Many people are at least familiar with the reel mower. Though fallen out of common use for residential lawn mowing, reel type mowers are still incorporated into pull-behinds for tractors. The gas powered mower has eclipsed the reel mower for personal use and for many the thought of the reel mower is just a memory from the distant past. However, in light of the move toward more environmentally conscientious practices and the need to save money in a down economy, the reel mower has been making a return to the lawn care scene.
What is a Reel Mower?
The concept of the reel mower is so antiquated that many may be unsure just what we are referring to. Reel mowers are the old-timey contraptions often depicted in the olden sitcoms still run in syndication in some places. The reel mower is a push type mower consisting of a long handle used to push a cylinder of blades (looking much like the paddles of an old riverboat) set upon the axle of two wheels.
As the device is pushed forward the cylinder of blades spins around the axle of the two wheels. As the blades rotate, they pass over a fixed horizontal blade. Grass passing between the rotating blade and the fixed one is neatly clipped. Modern takes on the reel mower may add on touches, such as guards to direct the output of clippings, but overall, the design of the reel mower hasn't changed much over the years.
History of the Reel Mower
The birth of the reel mower dates back to the 1800s. Before that time lawns were generally kept trimmed by means of scythes and swing blades, such as the yo-yo still in use today. Lawns were also often kept short by the grazing of domesticated animals. However, as technological advancement reached into every facet of human existence during the Industrial Revolution, the tedious task of lawn maintenance met with advancement as well.

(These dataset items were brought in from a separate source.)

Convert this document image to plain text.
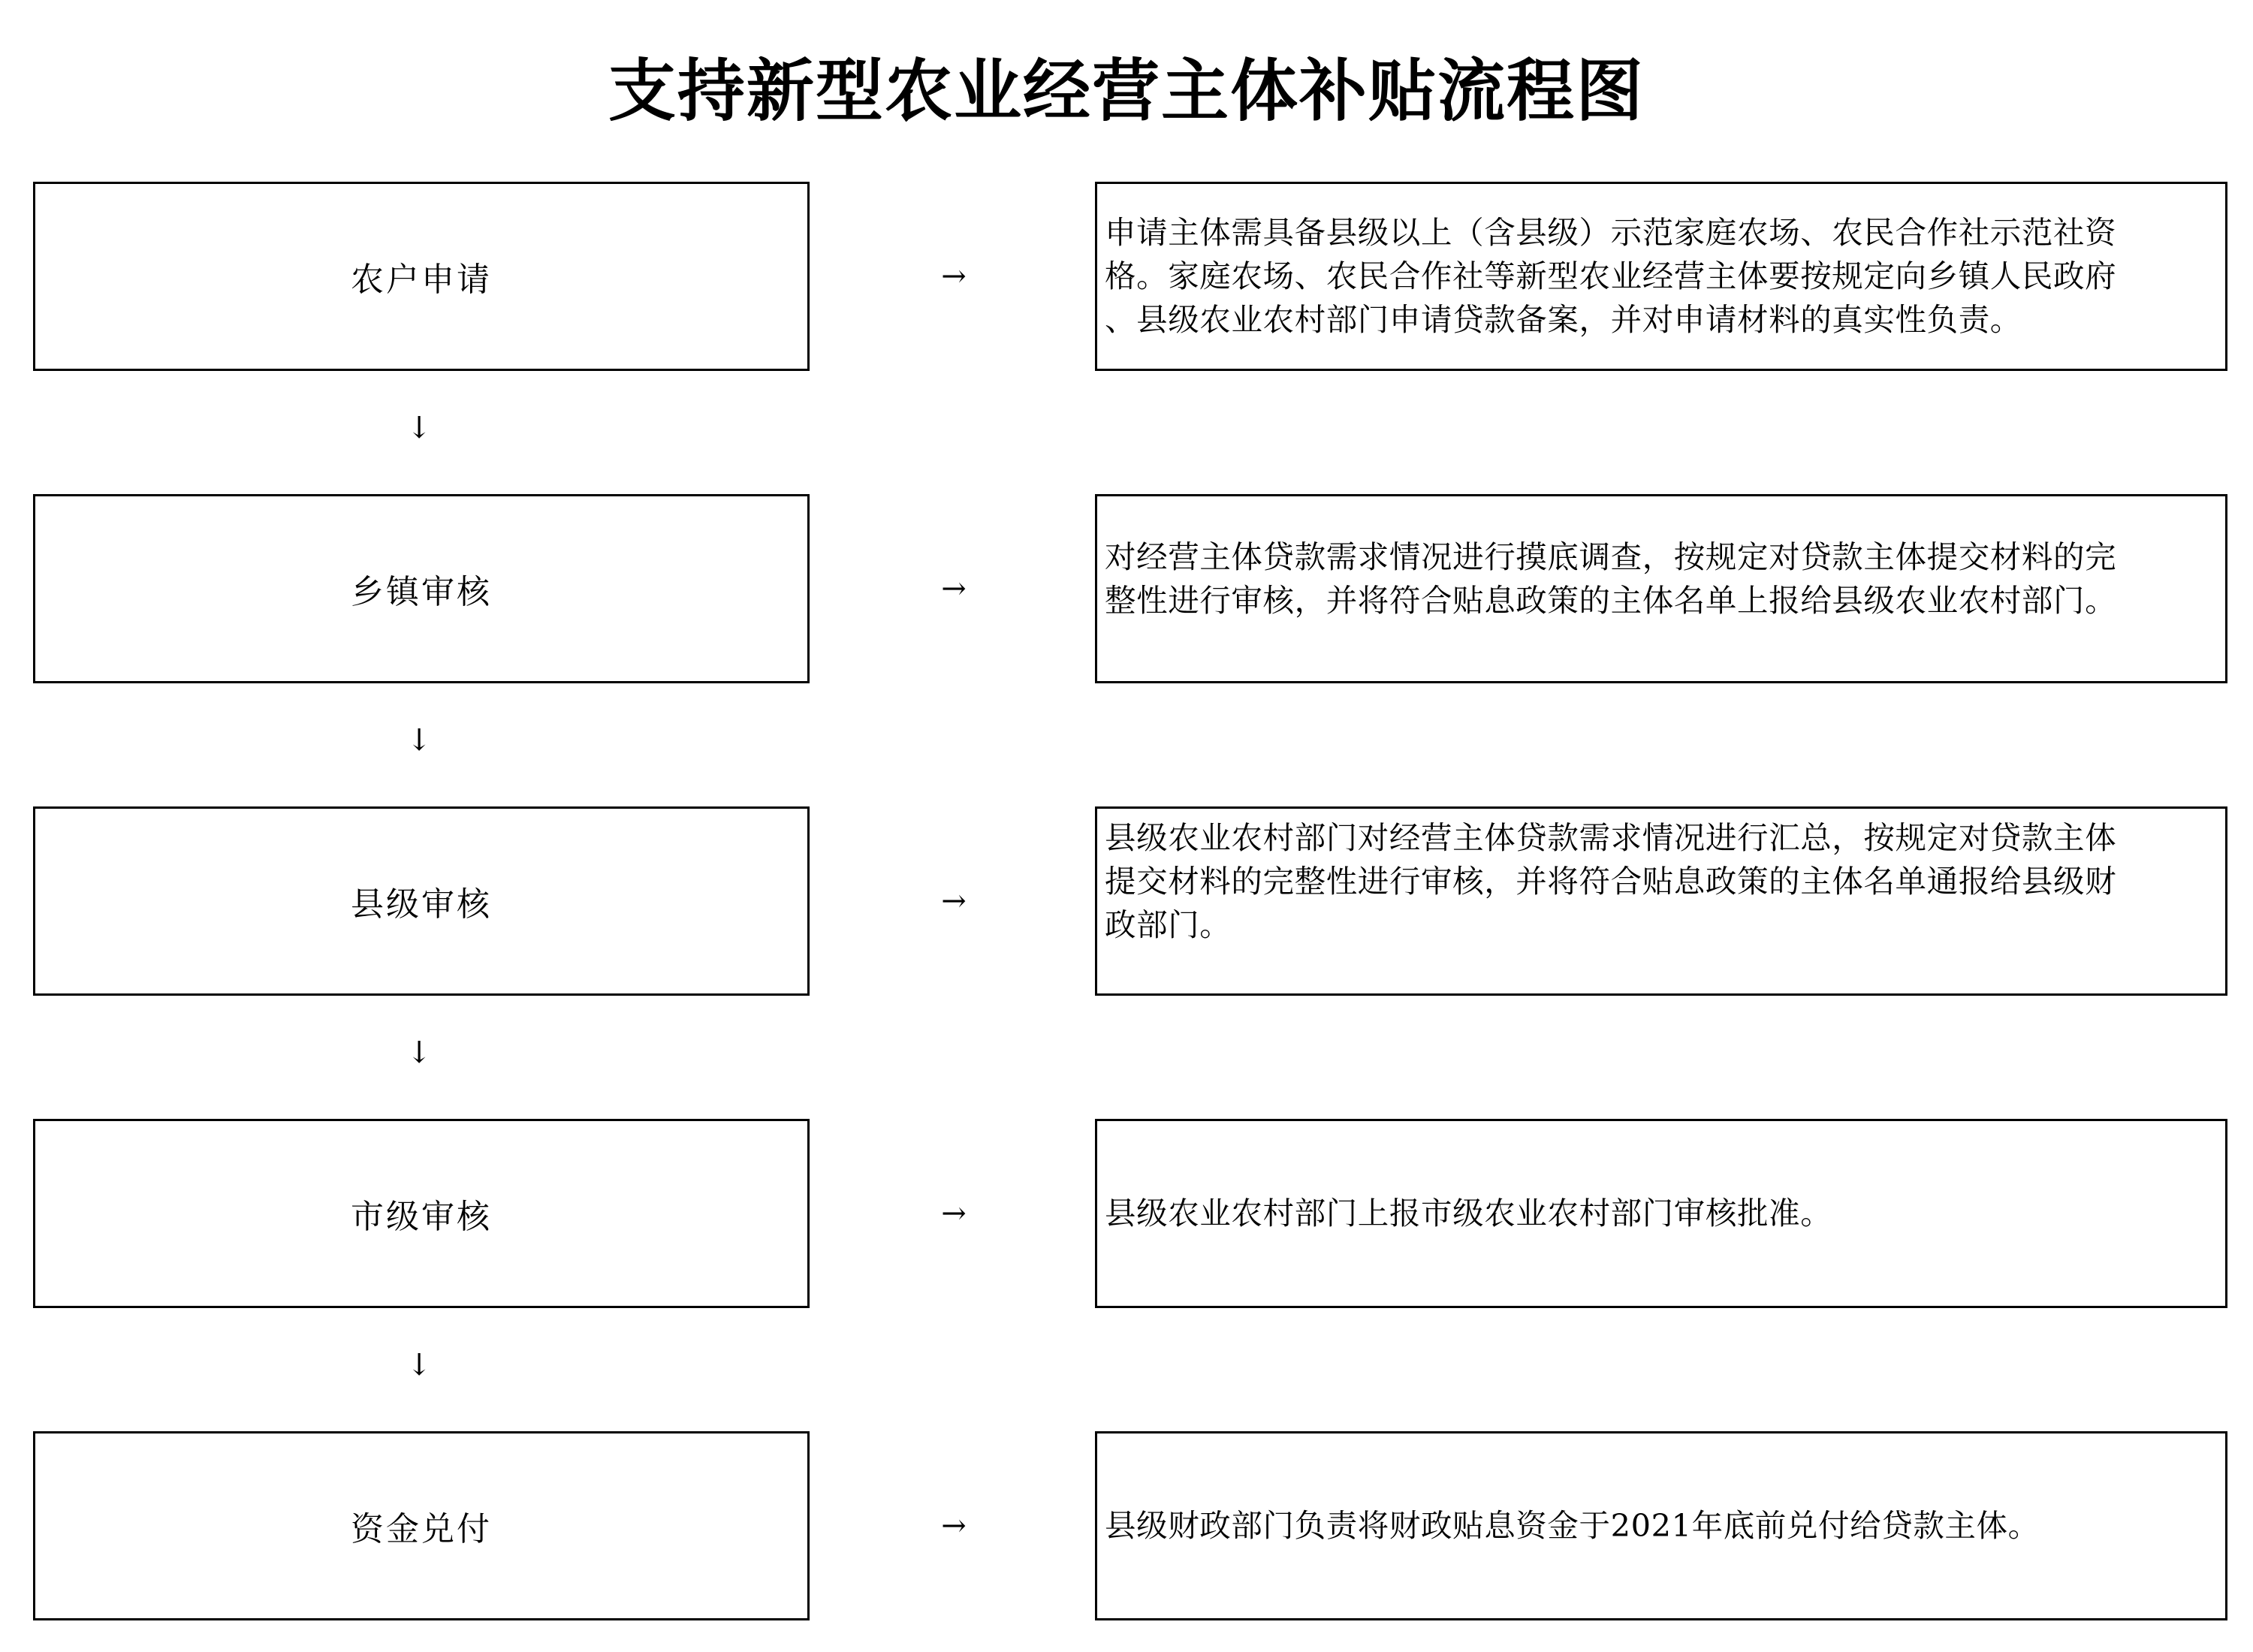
支持新型农业经营主体补贴流程图
农户申请	→
申请主体需具备县级以上（含县级）示范家庭农场、农民合作社示范社资
格。家庭农场、农民合作社等新型农业经营主体要按规定向乡镇人民政府
、县级农业农村部门申请贷款备案，并对申请材料的真实性负责。
↓
乡镇审核	→
对经营主体贷款需求情况进行摸底调查，按规定对贷款主体提交材料的完
整性进行审核，并将符合贴息政策的主体名单上报给县级农业农村部门。
↓
县级审核	→
县级农业农村部门对经营主体贷款需求情况进行汇总，按规定对贷款主体
提交材料的完整性进行审核，并将符合贴息政策的主体名单通报给县级财
政部门。
↓
市级审核	→	县级农业农村部门上报市级农业农村部门审核批准。
↓
资金兑付	→	县级财政部门负责将财政贴息资金于2021年底前兑付给贷款主体。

The reel mower owes its existence to the genius of a British engineer named Edwin Beard Budding. However, the idea was not Budding's alone. Cutting cylinders were already in use at the time in textile mills where they were used to cut cloth. However, it was Budding's mechanical genius along with engineer John Ferrabee's knowledge of patenting and mass production, that turned the large blade reels of the textile mills into the rather cumbersome, wheeled contraption that would be the first lawn mower and which, over time would evolve into what we know today as the reel (or cylinder, outside the U.S.) mower.
Reel Mower Renaissance
As combustion engines became smaller and lighter, the reel mower was replaced with the high-powered rotary mowers that most of us are familiar with. Rotary mowers require less physical exertion, but gas isn't cheap and, let's face it, those fumes aren't doing the environment any favors either. This is why the reel mower has seen an explosion in sales and production in the past decade. Those looking to embrace environmentalism find their chance in the 100% eco-friendly reel mower. Those looking to save a few bucks in our trouble economy find their solution in the reel mower as well. Efficient and clean running - the reel mower is the world's only mower that can be run on beer and bologna sandwiches (or whatever you prefer to eat).